Thanks for your response,

@haomingz It is possible that the server was originally set up using a localhost worker, but this arrangement is no longer compatible with your network configuration. Someone may have later run the cryosparcw connect command under the root account.

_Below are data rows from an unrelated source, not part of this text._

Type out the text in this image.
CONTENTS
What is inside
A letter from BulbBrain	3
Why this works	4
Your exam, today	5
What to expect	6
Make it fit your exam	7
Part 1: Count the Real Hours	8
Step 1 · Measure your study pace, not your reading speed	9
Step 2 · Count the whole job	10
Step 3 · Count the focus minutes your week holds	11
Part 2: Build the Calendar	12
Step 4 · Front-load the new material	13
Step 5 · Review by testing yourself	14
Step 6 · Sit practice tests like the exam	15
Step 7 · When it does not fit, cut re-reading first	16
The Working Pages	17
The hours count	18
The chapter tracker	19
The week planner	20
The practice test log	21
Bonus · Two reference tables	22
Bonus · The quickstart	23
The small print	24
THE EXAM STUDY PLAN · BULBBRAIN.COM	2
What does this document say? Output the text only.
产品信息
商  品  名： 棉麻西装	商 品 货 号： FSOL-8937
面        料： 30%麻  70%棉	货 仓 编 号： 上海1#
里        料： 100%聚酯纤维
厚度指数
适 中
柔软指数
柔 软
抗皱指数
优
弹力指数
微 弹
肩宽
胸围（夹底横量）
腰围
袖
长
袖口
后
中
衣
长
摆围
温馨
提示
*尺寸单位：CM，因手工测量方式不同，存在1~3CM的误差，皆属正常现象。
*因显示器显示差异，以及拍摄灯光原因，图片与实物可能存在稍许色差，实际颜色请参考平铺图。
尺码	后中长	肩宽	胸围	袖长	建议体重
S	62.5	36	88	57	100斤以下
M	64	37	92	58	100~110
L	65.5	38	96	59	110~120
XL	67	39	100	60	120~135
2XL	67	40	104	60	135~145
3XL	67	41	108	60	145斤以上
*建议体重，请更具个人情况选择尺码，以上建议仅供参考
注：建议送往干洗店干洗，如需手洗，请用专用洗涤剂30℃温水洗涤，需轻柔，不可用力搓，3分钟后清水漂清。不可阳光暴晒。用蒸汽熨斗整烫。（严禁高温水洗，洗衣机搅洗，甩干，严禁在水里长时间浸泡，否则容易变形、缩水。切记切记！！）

Running cryosparcm or cryosparcw accounts as root should be avoided for important reasons (details).
In this case, you may want to (all commands as user cryosparc):

  1. ensure master and worker versions match:
    cat /app/apps/rhel8/cryosparc/cryosparc_master/version
    cat /app/apps/rhel8/cryosparc/cryosparc_worker/version
    
  2. determine the base port number of your CryoSPARC instance:
    grep CRYOSPARC_BASE_PORT /app/apps/rhel8/cryosparc/cryosparc_master/config.sh
    
  3. remove the current default scheduler lane (guide)
    cryosparcm cli "remove_scheduler_lane('default')"
    
  4. reconnect the worker, replacing 99999 with the base port determined earlier (guide)
    /app/apps/rhel8/cryosparc/cryosparc_worker/bin/cryosparcw connect --worker RDLR0027.ddns.med.umich.edu --master RDLR0027.ddns.med.umich.edu --ssdpath /data2/cryosparc_cache --port 99999
    

Does this help?

It worked! Thank you very much. I greatly appreciate your help.